Berita

Polda Riau Telusuri Sindikat Penjual Gading Gajah untuk Jerat Pemburu Liar

Advertisement

Pekanbaru – Kepolisian Daerah (Polda) Riau bersama Polres Pelalawan terus berupaya mempersempit ruang gerak pelaku perburuan gajah Sumatera yang ditemukan mati di areal konsesi Kecamatan Ukui, Kabupaten Pelalawan. Fokus penyidikan kini diarahkan untuk menelusuri jaringan penjual gading gajah.

Upaya Penelusuran Sindikat Penjual Gading

Kepala Bidang Hubungan Masyarakat (Kabid Humas) Polda Riau, Kombes Zahwani Pandra Arsyad, menyatakan bahwa pihaknya sedang menelusuri jalur-jalur pendistribusian yang diduga digunakan untuk menjual gading gajah maupun satwa dilindungi lainnya.

“Jalur-jalur pendistribusian yang patut diduga adanya pelaku melakukan penjualan gading gajah atau hewan yang dilindungi tersebut kami telusuri,” kata Kombes Zahwani Pandra Arsyad, kepada wartawan di Mapolda Riau, Kamis (19/2/2026).

Pemeriksaan Puluhan Saksi

Penyidik telah mengumpulkan keterangan dari puluhan saksi untuk melacak pemburu liar yang bertanggung jawab atas kematian gajah Sumatera tersebut. Saksi yang diperiksa meliputi masyarakat di sekitar lokasi kejadian hingga petugas di areal perusahaan.

“Artinya semangat dari Polres Pelalawan dan Ditreskrimsus Polda Riau dalam hal ini sudah memeriksa sekitar 40 orang saksi. Baik saksi di sekitar TKP, areal sekitar perusahaan,” ungkapnya.

Keterangan dari para saksi ini diharapkan dapat mengungkap pelaku pembunuhan gajah. Polda Riau juga berkoordinasi dengan Balai Konservasi Sumber Daya Alam (BKSDA) Riau dalam pengusutan kasus ini.

“Dari 40 saksi ini kami berharap, karena pemeriksaan ini dilakukan secara intensif dan kami berkoordinasi dengan BKSDA Ria, pemeriksaan ini tidak melepaskan upaya scientific investigation,” jelasnya.

Advertisement

Komitmen ‘Green Policing’

Kombes Pandra menegaskan komitmen Polda Riau untuk mengungkap tuntas kasus pembunuhan gajah ini. Upaya ini sejalan dengan program unggulan Kapolda Riau, Irjen Pol Herry Heryawan, yaitu ‘Green Policing’.

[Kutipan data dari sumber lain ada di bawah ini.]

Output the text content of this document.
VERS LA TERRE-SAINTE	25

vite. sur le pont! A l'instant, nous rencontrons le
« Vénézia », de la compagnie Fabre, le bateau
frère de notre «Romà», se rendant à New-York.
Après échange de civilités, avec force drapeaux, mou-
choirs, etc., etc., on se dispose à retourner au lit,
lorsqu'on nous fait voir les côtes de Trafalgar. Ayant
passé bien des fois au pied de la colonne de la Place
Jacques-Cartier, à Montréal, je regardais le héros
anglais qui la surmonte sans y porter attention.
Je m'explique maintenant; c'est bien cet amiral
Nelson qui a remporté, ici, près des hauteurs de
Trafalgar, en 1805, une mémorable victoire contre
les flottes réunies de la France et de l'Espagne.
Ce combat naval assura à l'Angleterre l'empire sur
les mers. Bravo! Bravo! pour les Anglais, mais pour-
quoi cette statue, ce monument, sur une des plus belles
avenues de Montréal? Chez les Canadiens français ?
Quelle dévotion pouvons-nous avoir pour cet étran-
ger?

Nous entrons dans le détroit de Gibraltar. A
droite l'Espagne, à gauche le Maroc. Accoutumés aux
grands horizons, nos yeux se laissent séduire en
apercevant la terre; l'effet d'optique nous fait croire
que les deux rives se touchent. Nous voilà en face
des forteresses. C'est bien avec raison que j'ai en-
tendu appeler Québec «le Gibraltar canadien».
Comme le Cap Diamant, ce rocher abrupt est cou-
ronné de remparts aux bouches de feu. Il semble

“Polda Riau sangat concern dan komitmen dalam menindak perburuan satwa yang dilindungi sebagaimana diatur dalam Undang-Undang No. 32 Tahun 2024 tentang Konservasi Sumber Daya Alam dan Ekosistemnya,” tegasnya.

Kronologi Penemuan Gajah Mati

Gajah Sumatera tersebut ditemukan tewas pada Senin (2/2/2026) malam oleh warga. Kondisi gajah mengenaskan, dengan sebagian kepala hilang, termasuk mata, belalai, dan kedua gadingnya, akibat luka tembak.

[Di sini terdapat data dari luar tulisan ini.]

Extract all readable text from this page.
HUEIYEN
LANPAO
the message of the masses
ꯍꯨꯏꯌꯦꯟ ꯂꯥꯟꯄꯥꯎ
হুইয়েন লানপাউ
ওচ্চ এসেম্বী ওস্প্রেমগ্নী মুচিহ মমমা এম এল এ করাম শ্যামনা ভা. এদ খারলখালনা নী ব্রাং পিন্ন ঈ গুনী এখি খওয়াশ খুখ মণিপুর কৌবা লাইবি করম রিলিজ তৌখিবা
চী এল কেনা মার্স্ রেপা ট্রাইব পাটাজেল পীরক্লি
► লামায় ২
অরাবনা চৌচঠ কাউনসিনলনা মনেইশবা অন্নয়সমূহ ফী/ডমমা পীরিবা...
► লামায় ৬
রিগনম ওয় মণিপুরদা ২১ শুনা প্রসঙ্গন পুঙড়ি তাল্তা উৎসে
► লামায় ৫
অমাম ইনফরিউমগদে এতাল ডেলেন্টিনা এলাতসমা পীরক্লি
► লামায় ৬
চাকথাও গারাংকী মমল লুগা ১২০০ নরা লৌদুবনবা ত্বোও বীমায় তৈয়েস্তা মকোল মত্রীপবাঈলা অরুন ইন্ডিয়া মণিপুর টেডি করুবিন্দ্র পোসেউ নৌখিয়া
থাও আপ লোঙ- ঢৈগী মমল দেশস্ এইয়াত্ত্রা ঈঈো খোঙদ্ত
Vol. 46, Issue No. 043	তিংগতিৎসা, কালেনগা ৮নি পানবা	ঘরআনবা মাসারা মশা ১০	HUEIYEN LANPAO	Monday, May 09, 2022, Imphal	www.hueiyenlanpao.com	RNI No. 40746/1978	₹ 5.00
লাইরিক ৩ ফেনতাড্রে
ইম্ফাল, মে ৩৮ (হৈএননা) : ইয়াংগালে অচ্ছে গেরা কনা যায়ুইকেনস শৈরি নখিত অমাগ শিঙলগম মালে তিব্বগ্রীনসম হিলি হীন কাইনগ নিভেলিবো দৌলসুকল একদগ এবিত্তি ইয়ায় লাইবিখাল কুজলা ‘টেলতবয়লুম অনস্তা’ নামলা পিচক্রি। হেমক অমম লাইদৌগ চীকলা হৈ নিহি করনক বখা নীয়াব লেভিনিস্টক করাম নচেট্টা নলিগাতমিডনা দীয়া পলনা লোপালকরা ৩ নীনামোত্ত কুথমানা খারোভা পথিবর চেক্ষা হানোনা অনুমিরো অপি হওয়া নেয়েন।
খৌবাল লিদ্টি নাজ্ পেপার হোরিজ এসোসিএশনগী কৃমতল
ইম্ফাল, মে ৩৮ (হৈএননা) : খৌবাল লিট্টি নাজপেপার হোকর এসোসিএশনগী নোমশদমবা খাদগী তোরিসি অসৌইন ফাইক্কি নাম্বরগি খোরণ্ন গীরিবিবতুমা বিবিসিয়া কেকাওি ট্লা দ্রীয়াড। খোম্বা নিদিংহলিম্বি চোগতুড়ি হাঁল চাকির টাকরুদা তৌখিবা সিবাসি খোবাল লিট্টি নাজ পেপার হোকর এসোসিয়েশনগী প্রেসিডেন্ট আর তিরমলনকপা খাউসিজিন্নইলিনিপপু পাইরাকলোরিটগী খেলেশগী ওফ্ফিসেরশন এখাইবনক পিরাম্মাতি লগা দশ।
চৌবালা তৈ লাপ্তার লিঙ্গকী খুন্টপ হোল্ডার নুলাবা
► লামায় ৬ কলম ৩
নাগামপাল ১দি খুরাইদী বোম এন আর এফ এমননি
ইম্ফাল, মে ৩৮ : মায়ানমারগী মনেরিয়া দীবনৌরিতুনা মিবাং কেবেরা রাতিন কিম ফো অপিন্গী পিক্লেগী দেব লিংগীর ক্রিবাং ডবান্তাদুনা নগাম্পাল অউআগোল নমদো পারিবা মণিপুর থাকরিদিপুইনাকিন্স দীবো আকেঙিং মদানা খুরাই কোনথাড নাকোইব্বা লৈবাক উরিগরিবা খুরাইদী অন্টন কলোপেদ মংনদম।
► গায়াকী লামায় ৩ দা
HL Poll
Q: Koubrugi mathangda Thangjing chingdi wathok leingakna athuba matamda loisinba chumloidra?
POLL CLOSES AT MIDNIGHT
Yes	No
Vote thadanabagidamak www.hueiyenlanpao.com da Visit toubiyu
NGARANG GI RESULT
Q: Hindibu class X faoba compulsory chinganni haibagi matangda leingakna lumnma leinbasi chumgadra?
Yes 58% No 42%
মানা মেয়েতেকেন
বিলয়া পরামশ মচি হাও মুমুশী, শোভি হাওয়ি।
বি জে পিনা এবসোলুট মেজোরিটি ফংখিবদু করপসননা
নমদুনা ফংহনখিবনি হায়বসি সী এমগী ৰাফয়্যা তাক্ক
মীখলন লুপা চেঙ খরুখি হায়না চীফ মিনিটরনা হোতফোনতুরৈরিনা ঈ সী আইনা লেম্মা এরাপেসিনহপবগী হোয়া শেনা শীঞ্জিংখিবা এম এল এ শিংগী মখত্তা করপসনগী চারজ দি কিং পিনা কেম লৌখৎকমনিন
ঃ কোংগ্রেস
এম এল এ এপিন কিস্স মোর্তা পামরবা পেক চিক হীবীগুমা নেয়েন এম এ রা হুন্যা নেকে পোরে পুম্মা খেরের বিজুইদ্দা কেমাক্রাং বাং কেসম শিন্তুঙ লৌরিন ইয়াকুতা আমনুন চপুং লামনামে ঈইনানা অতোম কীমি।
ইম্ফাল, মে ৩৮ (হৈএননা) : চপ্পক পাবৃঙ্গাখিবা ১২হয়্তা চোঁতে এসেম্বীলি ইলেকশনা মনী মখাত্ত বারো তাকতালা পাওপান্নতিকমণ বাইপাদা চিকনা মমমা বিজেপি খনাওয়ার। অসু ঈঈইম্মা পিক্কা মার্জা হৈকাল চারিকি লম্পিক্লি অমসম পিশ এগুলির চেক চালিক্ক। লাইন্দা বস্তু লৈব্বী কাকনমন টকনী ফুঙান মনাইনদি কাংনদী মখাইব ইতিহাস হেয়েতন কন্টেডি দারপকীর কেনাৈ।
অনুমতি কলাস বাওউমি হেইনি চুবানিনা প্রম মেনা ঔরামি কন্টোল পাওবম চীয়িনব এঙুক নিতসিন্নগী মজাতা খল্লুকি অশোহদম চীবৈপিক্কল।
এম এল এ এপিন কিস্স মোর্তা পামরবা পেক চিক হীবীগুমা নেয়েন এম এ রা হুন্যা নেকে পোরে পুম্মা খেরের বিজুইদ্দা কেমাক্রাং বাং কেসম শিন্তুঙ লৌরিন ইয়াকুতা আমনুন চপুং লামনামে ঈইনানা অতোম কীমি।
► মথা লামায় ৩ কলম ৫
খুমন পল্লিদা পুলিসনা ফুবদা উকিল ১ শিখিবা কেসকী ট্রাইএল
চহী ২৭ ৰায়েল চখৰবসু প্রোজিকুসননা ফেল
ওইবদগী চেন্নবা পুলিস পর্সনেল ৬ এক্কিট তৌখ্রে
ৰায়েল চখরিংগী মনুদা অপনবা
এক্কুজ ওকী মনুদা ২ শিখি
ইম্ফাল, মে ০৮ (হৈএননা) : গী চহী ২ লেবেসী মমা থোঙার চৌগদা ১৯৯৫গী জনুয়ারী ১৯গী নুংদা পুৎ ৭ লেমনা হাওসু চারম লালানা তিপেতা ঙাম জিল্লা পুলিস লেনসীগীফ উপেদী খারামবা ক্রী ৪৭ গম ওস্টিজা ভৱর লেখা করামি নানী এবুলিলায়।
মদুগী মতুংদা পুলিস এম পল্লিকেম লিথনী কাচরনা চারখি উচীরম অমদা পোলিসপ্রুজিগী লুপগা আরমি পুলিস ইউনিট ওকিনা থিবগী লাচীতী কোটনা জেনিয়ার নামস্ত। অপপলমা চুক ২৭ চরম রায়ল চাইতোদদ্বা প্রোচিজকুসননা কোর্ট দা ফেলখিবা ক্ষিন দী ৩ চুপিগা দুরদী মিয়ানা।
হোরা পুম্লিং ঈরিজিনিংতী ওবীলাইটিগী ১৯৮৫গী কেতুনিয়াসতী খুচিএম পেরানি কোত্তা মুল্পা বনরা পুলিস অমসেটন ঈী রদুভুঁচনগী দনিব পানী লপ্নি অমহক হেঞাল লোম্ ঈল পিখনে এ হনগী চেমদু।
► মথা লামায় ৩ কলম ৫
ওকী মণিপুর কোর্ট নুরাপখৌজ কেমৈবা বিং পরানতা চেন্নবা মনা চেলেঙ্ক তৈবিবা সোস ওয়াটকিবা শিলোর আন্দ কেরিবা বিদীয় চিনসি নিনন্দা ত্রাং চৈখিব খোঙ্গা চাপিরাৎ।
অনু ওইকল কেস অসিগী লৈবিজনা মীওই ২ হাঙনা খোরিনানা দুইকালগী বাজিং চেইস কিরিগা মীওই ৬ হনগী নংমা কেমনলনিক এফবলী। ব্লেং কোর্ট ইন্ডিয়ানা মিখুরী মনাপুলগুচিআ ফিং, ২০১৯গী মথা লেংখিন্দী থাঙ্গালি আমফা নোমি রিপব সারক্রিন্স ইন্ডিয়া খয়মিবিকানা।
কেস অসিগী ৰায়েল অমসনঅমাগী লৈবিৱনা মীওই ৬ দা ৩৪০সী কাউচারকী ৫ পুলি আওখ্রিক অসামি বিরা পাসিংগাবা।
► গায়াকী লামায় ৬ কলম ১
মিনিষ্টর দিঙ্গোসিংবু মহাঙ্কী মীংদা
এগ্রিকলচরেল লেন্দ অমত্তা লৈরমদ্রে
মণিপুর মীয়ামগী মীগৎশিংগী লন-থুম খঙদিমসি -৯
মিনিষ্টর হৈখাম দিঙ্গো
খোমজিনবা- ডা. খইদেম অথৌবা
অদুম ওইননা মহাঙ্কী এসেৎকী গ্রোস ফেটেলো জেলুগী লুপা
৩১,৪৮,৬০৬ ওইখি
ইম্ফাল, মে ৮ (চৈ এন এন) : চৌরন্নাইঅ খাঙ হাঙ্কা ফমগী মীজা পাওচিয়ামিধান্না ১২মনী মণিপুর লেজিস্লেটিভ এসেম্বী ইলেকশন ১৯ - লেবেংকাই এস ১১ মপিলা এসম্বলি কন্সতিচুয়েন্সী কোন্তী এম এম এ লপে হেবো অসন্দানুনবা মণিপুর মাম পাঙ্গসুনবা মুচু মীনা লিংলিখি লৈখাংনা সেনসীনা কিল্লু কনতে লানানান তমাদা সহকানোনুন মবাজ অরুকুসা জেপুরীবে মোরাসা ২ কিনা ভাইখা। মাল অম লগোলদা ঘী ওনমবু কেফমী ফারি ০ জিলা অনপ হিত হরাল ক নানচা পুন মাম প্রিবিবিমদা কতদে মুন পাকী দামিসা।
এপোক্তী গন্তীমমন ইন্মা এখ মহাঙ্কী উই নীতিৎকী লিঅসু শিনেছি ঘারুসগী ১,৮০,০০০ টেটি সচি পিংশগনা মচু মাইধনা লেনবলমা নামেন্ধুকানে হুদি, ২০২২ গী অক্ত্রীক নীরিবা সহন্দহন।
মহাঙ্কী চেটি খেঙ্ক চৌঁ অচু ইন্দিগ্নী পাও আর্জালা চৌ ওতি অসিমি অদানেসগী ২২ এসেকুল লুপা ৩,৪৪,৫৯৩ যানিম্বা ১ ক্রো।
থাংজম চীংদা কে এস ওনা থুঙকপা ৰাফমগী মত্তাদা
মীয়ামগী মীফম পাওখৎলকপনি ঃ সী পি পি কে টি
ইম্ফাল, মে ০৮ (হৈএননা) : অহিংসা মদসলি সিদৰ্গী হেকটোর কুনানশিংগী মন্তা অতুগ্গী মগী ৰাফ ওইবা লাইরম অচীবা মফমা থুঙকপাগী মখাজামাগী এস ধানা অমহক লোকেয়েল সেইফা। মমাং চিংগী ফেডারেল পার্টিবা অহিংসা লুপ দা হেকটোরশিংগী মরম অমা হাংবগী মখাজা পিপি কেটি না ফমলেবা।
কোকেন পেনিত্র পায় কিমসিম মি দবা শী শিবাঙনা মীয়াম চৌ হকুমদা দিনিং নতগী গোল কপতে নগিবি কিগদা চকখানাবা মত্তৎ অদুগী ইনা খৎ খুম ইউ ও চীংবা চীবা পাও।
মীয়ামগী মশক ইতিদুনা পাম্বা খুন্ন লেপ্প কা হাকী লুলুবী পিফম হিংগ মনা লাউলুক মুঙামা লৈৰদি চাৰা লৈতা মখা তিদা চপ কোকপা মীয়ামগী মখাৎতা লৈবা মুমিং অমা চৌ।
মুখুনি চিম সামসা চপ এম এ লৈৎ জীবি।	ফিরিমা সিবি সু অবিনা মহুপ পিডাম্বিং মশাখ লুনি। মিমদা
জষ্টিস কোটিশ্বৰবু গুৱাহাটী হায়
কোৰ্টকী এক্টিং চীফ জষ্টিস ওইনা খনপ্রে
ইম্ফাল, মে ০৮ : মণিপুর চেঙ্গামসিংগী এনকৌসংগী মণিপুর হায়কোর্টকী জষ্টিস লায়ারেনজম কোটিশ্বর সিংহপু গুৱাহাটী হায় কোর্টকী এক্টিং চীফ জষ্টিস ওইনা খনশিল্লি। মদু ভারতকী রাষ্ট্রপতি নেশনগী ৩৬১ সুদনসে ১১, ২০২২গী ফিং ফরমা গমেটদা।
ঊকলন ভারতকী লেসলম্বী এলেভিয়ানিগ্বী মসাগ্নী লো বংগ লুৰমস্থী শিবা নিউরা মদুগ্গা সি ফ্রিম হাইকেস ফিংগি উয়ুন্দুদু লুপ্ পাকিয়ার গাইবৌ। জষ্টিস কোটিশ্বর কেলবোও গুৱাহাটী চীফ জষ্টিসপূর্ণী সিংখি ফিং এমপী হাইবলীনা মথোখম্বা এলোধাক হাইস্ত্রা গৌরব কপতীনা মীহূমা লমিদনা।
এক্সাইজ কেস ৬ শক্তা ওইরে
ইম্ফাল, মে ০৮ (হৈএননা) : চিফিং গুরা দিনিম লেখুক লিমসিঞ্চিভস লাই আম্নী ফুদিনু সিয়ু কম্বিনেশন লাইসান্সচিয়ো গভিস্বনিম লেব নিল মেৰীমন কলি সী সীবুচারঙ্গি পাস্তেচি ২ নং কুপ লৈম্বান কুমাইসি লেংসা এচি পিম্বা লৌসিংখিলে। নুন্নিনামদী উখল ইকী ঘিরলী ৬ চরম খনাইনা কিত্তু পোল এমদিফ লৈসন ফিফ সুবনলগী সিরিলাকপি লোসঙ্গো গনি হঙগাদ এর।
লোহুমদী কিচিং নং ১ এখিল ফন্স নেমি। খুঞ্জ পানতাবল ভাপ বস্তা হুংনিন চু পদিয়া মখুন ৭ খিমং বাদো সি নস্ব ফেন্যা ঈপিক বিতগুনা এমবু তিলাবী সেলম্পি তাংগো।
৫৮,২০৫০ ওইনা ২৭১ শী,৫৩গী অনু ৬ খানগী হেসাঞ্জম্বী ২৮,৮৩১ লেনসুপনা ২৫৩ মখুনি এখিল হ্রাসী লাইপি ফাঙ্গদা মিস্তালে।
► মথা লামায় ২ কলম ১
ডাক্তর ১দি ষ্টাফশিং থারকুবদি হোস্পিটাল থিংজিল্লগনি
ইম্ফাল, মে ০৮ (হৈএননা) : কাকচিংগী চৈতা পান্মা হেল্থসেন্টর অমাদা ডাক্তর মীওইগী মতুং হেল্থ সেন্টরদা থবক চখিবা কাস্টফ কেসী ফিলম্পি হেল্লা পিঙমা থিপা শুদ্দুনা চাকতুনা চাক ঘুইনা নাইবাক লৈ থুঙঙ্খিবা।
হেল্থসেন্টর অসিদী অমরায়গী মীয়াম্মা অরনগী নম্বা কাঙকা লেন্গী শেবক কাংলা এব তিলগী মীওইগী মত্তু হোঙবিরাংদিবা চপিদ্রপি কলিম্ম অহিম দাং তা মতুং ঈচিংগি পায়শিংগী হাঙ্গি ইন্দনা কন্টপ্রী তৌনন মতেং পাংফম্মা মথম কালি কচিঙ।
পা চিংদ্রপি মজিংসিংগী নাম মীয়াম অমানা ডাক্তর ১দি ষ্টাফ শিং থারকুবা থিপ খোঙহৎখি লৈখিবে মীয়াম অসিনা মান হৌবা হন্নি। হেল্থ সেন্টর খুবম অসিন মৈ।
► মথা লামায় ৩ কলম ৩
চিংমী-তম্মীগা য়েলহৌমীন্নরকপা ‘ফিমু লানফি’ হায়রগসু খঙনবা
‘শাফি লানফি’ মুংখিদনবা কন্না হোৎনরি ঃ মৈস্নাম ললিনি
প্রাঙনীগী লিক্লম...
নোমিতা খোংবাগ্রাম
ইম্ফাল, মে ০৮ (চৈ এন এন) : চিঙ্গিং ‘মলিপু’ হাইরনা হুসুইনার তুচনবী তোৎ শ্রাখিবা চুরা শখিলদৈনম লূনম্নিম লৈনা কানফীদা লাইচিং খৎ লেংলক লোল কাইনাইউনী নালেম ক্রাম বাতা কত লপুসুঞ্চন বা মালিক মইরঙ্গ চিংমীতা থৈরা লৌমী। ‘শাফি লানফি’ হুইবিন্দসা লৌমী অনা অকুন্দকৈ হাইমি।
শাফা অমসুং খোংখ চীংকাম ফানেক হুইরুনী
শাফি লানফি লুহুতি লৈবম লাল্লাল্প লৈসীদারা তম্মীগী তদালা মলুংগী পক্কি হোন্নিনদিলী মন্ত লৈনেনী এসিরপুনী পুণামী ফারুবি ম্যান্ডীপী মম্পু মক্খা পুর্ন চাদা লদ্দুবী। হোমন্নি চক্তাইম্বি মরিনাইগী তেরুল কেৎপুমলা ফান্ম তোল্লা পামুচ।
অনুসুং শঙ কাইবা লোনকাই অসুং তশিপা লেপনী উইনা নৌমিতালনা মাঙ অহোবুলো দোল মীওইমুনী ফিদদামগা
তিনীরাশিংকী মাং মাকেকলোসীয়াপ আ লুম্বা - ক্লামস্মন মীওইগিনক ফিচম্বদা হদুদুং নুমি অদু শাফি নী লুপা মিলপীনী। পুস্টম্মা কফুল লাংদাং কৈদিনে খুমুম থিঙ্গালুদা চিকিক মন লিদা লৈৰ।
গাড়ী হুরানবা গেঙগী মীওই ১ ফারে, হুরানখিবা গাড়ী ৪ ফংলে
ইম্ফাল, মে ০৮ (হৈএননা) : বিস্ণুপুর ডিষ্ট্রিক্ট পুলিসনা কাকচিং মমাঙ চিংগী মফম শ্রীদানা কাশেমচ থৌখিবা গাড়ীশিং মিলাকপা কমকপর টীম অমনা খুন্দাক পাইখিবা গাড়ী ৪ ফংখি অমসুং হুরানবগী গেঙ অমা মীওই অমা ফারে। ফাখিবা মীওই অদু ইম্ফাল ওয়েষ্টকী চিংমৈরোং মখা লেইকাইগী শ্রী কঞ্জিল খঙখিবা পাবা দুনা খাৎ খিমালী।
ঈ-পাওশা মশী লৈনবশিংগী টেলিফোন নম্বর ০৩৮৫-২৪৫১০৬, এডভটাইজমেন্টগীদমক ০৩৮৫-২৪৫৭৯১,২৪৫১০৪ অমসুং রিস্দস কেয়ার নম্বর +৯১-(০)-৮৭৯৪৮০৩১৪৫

Hasil nekropsi (bedah bangkai) mengonfirmasi adanya proyektil pada tengkorak belakang gajah. Hal ini menunjukkan bahwa gajah tersebut tidak mati secara alami, melainkan dibunuh.

Ajakan Partisipasi Masyarakat

Kapolda Riau Irjen Pol Herry Heryawan menyatakan komitmen kuat untuk mengungkap pelaku perburuan satwa yang dilindungi. Proses pengungkapan akan terus dilakukan secara bertahap dan berkelanjutan.

Polda Riau juga mengajak masyarakat untuk berperan aktif dalam mencegah perburuan liar dengan melaporkan segala aktivitas mencurigakan kepada kantor kepolisian terdekat atau melalui layanan call center Polri 110.